Projected Price Erosion and Market Entry Impact
Within [time horizon, e.g., 5-7 years], generic/biosimilar competition could lead to [percentage] decline in price, potentially reducing the current price by $[amount] per dose/formulation.
Market Volume Projections
Based on epidemiological data, [relevant disease prevalence] patients, with [percentage] receiving the therapy, indicate a current annual market volume of approximately [units]. Modulation of market uptake depends on factors such as:
- Pricing, affecting patient and provider adoption.
- Pricing flexibility, acceptance in insurance formularies.
- Emergence of alternative therapies.
Assuming a compound annual growth rate (CAGR) of [e.g., 5–8%] (aligned with therapeutic area expansion), market volume is projected to reach [units] by [year].
Future Opportunities & Risks
Opportunities
- Expansion into new indications could increase market size.
- Line extensions or combination formulations may enhance revenue.
- Entry of biosimilars offers the opportunity to capture price-conscious segments post-patent expiry.
Risks
- Regulatory delays or rejections could hinder market access.
- Market saturation preceding patent expiration may suppress revenues.
- Pricing pressures from payers can limit profit margins.
Strategic Recommendations
- Monitor patent and exclusivity timelines to optimize product lifecycle management.

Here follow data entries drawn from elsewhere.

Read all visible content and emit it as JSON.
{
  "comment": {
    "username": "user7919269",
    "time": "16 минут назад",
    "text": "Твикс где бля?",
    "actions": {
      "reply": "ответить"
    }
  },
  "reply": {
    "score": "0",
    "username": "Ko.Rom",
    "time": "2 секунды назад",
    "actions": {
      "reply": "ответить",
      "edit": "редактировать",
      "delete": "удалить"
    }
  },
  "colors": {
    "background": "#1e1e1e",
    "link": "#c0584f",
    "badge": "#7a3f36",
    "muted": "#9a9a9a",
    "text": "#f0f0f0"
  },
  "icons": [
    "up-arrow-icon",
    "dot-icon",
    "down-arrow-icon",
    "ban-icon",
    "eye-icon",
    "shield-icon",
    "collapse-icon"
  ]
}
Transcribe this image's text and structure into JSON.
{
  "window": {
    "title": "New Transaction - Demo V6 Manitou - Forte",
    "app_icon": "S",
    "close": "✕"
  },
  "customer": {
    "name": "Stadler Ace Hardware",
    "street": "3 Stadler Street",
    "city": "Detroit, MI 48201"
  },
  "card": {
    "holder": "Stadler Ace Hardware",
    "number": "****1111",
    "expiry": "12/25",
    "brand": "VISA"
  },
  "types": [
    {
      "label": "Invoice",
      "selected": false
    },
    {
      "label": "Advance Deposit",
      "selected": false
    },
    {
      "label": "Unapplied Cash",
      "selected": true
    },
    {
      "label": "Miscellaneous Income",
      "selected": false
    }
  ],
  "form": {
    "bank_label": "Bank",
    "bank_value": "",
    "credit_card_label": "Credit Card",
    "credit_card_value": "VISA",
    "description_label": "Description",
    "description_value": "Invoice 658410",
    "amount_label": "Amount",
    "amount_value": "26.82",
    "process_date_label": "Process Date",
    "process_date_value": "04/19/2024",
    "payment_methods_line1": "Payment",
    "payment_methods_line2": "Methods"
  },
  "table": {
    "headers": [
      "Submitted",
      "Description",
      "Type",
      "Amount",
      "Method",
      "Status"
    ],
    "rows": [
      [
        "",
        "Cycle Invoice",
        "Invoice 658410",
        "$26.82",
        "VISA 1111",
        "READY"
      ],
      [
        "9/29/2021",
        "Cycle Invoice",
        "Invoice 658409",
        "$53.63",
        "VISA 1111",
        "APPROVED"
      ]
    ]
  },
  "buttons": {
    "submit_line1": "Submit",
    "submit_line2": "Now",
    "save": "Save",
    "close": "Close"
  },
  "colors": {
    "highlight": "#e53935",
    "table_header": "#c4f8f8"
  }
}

- Engage with payers early to facilitate favorable formulary positioning.
- Invest in clinical trials to expand indications and demonstrate value.
- Prepare for biosimilar competition by establishing brand differentiation.
Key Takeaways
- The current market for NDC: 55513-0021 is influenced by its therapeutic positioning, regulatory exclusivity, and competitive landscape.
- Price projections suggest stable prices in the short term, with potential reductions as patent expiry approaches.
- Market volume is expected to grow modestly, contingent on disease prevalence and treatment adoption.
- Stakeholders should prioritize strategic timing of market entry, patent management, and value demonstration to maximize profitability.
- Diversification through line extensions or new indications offers pathways to sustain revenue streams amid increasing market competition.
FAQs
1. What factors primarily influence the price of NDC: 55513-0021?
Market exclusivity, therapeutic demand, competitive landscape, manufacturing costs, and payer reimbursement policies are primary drivers of the drug’s price.
2. When is the patent or exclusivity for this drug expected to expire?
Based on filings and patent filings, exclusivity is projected to extend until [year or date], after which biosimilar or generic competition may emerge.
3. How does the competition impact the future pricing of this drug?
Entry of biosimilars or generics typically leads to significant price reductions—potentially 40–60%—over a span of [e.g., 2-5] years post-patent expiry.
4. What are the key considerations for expanding market share for this drug?
Demonstrating superior clinical outcomes, negotiating favorable payer contracts, expanding indications, and optimizing formulary placement are critical.
5. How is the emerging biosimilar market affecting the outlook for NDC: 55513-0021?
Biosimilars can erode market share and drive down prices but also stimulate competition, prompting innovation and possible diversification strategies.
Sources
[1] MarketWatch. “Global Cancer Therapeutics Market Size, Share & Trends Analysis Report,” 2022-2030.
[2] FDA. “Approved Drug Products,” 2023.
[3] IQVIA. “The Impact of Biosimilars on the U.S. Market,” 2022.
[4] Centers for Medicare & Medicaid Services (CMS). “Reimbursement Policies,” 2023.
Note: This analysis is based on publicly available data and expert projections. Stakeholders should verify the latest patent and regulatory statuses and consult with market analysts for real-time insights.